Командир эскадрона — старый сивоусый майор, холостяк, прослуживший двадцать два года все в одном и том же гусарском полку, подравшийся на своем веку и против венгерцев, и против турок на Дунае, принял Хвалынцева так, как мог принять только родной отец и как умеют пока еще принимать у нас молодых офицеров старые, закаленные в армейской службе служаки.

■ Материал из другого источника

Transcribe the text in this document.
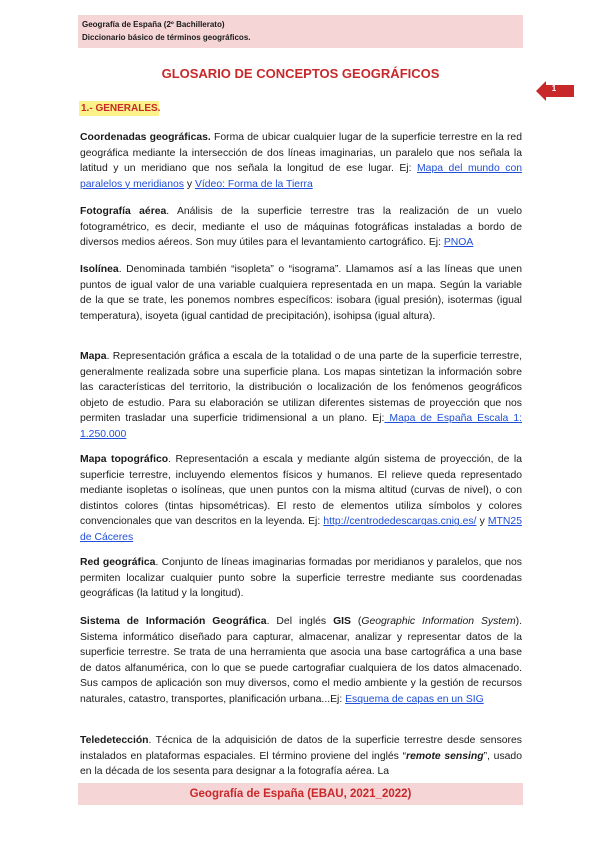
Geografía de España (2º Bachillerato)
Diccionario básico de términos geográficos.
GLOSARIO DE CONCEPTOS GEOGRÁFICOS
1
1.- GENERALES.

Coordenadas geográficas. Forma de ubicar cualquier lugar de la superficie terrestre en la red geográfica mediante la intersección de dos líneas imaginarias, un paralelo que nos señala la latitud y un meridiano que nos señala la longitud de ese lugar. Ej: Mapa del mundo con paralelos y meridianos y Vídeo: Forma de la Tierra

Fotografía aérea. Análisis de la superficie terrestre tras la realización de un vuelo fotogramétrico, es decir, mediante el uso de máquinas fotográficas instaladas a bordo de diversos medios aéreos. Son muy útiles para el levantamiento cartográfico. Ej: PNOA

Isolínea. Denominada también “isopleta” o “isograma”. Llamamos así a las líneas que unen puntos de igual valor de una variable cualquiera representada en un mapa. Según la variable de la que se trate, les ponemos nombres específicos: isobara (igual presión), isotermas (igual temperatura), isoyeta (igual cantidad de precipitación), isohipsa (igual altura).

Mapa. Representación gráfica a escala de la totalidad o de una parte de la superficie terrestre, generalmente realizada sobre una superficie plana. Los mapas sintetizan la información sobre las características del territorio, la distribución o localización de los fenómenos geográficos objeto de estudio. Para su elaboración se utilizan diferentes sistemas de proyección que nos permiten trasladar una superficie tridimensional a un plano. Ej: Mapa de España Escala 1: 1.250.000

Mapa topográfico. Representación a escala y mediante algún sistema de proyección, de la superficie terrestre, incluyendo elementos físicos y humanos. El relieve queda representado mediante isopletas o isolíneas, que unen puntos con la misma altitud (curvas de nivel), o con distintos colores (tintas hipsométricas). El resto de elementos utiliza símbolos y colores convencionales que van descritos en la leyenda. Ej: http://centrodedescargas.cnig.es/ y MTN25 de Cáceres

Red geográfica. Conjunto de líneas imaginarias formadas por meridianos y paralelos, que nos permiten localizar cualquier punto sobre la superficie terrestre mediante sus coordenadas geográficas (la latitud y la longitud).

Sistema de Información Geográfica. Del inglés GIS (Geographic Information System). Sistema informático diseñado para capturar, almacenar, analizar y representar datos de la superficie terrestre. Se trata de una herramienta que asocia una base cartográfica a una base de datos alfanumérica, con lo que se puede cartografiar cualquiera de los datos almacenado. Sus campos de aplicación son muy diversos, como el medio ambiente y la gestión de recursos naturales, catastro, transportes, planificación urbana...Ej: Esquema de capas en un SIG

Teledetección. Técnica de la adquisición de datos de la superficie terrestre desde sensores instalados en plataformas espaciales. El término proviene del inglés “remote sensing”, usado en la década de los sesenta para designar a la fotografía aérea. La

Geografía de España (EBAU, 2021_2022)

— Испекли? — воскликнул он с добродушной радостью, хлопнув Константина по наплечной корнетской гомбочке.

— Как видите, майор…

— Вижу, голубчик, вижу! Уж не первый десяток вашего брата, вновь испеченного, у себя вижу, а пожалуй что и за сотню перевалило!.. В Бога веруешь?

— Верую.

— Царя чтишь?

— Чту.

— Товарищей уважаешь?

— Уважаю.

— А водку пьешь?

— Пью.

— Ну, обними меня!.. Поцелуемся!.. Гусар, значит, будешь хороший… Ну, а насчет службы у меня ухо востро держи! Уговор лучше денег; хочешь служить, так наперед знай: дружба дружбой, а служба службой. Взыщу, и строго взыщу, коли за дело!.. А другом все-таки буду, и ты, старика, не осуди — потому таков уж порядок, дело святое!.. Что ни понадобится, беги прямо как к отцу родному — отказу не будет! Эй! Чубарый! — крикнул он своего денщика, — приготовь-ка, братец, поживей закуску, да беги к господам офицерам, скажи: майор-де немедленно просить изволят на водку — вновь испеченного корнета вспрыснуть, по обычаю!.. Живо!.. Ну-с, ваше благородие, — обратился он вслед за тем к Хвалынцеву, — "кладите шляпу, сденьте шпагу", венгерку нараспашку и будьте как дома, потому официальное представление ваше кончено.

В тот же самый день, в убогой хате того же самого майора, эскадронные товарищи радушно приняли в свою боевую среду нового друга, и узы братства были заключены между ними с первого же раза. Ничто так не сближает людей и не роднит их между собою, как боевая жизнь и обстановка.